The research was conducted among 24 leading asset managers representing over $32 trillion in assets under management, which offer climate-focused funds to UK pension schemes. Climate benchmarks give managers specific objectives related to the greenhouse gas emissions in a fund’s portfolio.
Almost all (92%) of active managers don’t use climate benchmarks, while 81% of passive managers do.
Instead, almost three quarters (73%) of active climate-focused funds benchmark against the market capitalisation index rather than a climate index, from both a financial and climate impact perspective. A further 19% of active climate-focused funds do not have any benchmark.
Overall, 49% of all climate-focused funds analysed don’t use a climate index benchmark.
Karen Shackleton, chair and founder of Pensions for Purpose, said: “The question this raises is whether active managers could set a higher bar when considering their carbon footprint by benchmarking against a climate index rather than comparing themselves with the market capitalisation index, which has much higher carbon metrics, even if they keep the market cap index as the performance benchmark.”
According to the research, 142 different climate-carbon benchmarks are used across just 212 funds.
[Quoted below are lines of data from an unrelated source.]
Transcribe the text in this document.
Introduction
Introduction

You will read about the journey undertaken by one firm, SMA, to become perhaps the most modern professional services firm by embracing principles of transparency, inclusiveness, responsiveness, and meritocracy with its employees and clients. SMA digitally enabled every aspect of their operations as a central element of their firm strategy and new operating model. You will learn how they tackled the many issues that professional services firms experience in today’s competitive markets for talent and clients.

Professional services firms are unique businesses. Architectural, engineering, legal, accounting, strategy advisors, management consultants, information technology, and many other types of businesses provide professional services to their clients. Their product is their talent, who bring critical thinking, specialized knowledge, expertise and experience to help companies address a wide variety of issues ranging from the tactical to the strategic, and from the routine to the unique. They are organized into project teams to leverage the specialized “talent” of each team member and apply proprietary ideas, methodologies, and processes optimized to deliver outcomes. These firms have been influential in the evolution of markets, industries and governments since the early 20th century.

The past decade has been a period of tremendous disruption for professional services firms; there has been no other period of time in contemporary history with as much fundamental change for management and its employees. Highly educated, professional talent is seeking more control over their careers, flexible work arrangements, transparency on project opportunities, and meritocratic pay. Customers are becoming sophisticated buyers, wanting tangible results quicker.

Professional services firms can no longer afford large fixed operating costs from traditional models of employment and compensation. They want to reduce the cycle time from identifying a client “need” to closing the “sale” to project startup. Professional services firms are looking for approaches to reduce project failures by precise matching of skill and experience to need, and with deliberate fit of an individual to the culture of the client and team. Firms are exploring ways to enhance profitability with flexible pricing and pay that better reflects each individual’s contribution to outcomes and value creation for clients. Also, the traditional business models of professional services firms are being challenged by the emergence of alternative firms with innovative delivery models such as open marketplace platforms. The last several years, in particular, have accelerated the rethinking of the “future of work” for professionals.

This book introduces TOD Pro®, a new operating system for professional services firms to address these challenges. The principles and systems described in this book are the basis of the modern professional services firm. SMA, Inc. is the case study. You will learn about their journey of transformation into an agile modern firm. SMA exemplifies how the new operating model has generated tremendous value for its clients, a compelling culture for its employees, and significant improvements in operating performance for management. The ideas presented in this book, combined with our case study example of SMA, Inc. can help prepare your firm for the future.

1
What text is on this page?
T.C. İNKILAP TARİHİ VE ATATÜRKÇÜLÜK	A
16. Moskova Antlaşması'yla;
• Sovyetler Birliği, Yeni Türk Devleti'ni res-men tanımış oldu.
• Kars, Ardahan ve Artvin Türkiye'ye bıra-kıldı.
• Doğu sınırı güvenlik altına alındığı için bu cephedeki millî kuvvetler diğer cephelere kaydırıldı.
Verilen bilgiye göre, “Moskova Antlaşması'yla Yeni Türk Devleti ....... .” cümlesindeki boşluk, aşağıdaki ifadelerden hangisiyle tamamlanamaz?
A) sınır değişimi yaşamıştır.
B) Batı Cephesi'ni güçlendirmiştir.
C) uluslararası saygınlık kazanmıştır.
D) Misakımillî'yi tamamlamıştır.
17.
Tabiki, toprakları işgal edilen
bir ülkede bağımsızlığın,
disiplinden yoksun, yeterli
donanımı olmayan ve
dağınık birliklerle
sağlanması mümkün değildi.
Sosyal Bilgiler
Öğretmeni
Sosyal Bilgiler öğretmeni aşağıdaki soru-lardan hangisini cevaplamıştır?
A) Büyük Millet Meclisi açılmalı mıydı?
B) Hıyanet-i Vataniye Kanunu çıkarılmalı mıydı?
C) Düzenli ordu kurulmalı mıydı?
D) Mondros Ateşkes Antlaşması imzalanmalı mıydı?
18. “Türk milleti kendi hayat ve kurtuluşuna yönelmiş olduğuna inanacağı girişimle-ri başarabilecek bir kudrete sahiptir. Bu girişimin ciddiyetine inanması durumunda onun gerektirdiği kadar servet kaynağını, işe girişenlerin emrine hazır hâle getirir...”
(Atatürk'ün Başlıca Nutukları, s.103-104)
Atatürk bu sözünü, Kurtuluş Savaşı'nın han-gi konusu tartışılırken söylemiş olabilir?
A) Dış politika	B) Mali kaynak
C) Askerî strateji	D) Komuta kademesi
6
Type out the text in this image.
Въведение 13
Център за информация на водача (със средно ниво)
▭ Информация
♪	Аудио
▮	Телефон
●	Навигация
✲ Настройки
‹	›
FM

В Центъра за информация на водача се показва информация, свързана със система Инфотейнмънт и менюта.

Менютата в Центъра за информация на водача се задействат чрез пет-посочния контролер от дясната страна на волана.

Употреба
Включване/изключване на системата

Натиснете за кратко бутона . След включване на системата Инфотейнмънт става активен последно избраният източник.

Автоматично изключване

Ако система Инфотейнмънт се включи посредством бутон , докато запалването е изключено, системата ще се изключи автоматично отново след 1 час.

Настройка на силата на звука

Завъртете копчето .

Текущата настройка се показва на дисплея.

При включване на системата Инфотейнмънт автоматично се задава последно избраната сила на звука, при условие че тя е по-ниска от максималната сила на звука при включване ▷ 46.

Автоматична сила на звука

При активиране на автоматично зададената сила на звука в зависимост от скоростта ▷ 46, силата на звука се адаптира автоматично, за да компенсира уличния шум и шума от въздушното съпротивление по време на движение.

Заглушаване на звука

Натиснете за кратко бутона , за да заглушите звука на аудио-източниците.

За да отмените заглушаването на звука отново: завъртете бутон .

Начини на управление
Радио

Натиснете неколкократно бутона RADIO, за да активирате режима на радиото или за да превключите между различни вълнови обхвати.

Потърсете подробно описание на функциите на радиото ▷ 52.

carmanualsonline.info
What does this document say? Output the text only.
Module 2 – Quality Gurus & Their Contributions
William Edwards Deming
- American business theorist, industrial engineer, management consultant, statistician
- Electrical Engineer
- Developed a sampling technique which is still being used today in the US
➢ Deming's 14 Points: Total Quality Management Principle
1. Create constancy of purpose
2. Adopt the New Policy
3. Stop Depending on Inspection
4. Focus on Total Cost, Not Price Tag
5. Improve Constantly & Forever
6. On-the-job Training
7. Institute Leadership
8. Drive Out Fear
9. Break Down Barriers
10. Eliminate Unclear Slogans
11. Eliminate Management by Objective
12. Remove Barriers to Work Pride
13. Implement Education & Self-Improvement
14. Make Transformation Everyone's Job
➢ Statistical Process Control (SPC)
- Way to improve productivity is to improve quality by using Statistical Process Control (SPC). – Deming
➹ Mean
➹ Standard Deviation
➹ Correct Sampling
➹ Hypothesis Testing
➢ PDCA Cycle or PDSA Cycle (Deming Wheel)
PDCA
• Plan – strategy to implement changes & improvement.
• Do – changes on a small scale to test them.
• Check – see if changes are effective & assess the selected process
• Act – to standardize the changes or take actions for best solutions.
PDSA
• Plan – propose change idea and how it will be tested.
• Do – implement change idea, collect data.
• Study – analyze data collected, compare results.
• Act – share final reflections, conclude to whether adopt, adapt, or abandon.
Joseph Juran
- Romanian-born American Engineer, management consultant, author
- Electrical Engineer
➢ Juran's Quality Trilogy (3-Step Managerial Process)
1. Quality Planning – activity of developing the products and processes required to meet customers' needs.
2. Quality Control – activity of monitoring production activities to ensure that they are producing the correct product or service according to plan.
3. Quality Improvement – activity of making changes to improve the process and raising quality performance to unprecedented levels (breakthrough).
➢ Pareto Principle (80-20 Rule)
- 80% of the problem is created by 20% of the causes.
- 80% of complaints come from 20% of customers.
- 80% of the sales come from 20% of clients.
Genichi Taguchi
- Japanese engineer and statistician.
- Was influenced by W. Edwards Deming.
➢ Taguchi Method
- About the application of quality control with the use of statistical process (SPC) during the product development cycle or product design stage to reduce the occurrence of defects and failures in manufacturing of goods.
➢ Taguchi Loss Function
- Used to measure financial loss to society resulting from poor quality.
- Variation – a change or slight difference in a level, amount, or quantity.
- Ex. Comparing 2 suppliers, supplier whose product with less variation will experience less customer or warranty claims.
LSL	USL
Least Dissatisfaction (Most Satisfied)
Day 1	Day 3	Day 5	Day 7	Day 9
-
No commonality in the choice of the benchmark used makes it harder for investors to compare one fund against the other when making a fund selection decision.
The research also showed the unexpected impact on carbon metrics when shifting from Low Carbon to Paris Aligned benchmarks. A pension fund investor could experience an increase in carbon footprint if relying on the same metric to evaluate performance against carbon objectives, according to Pensions for Purpose.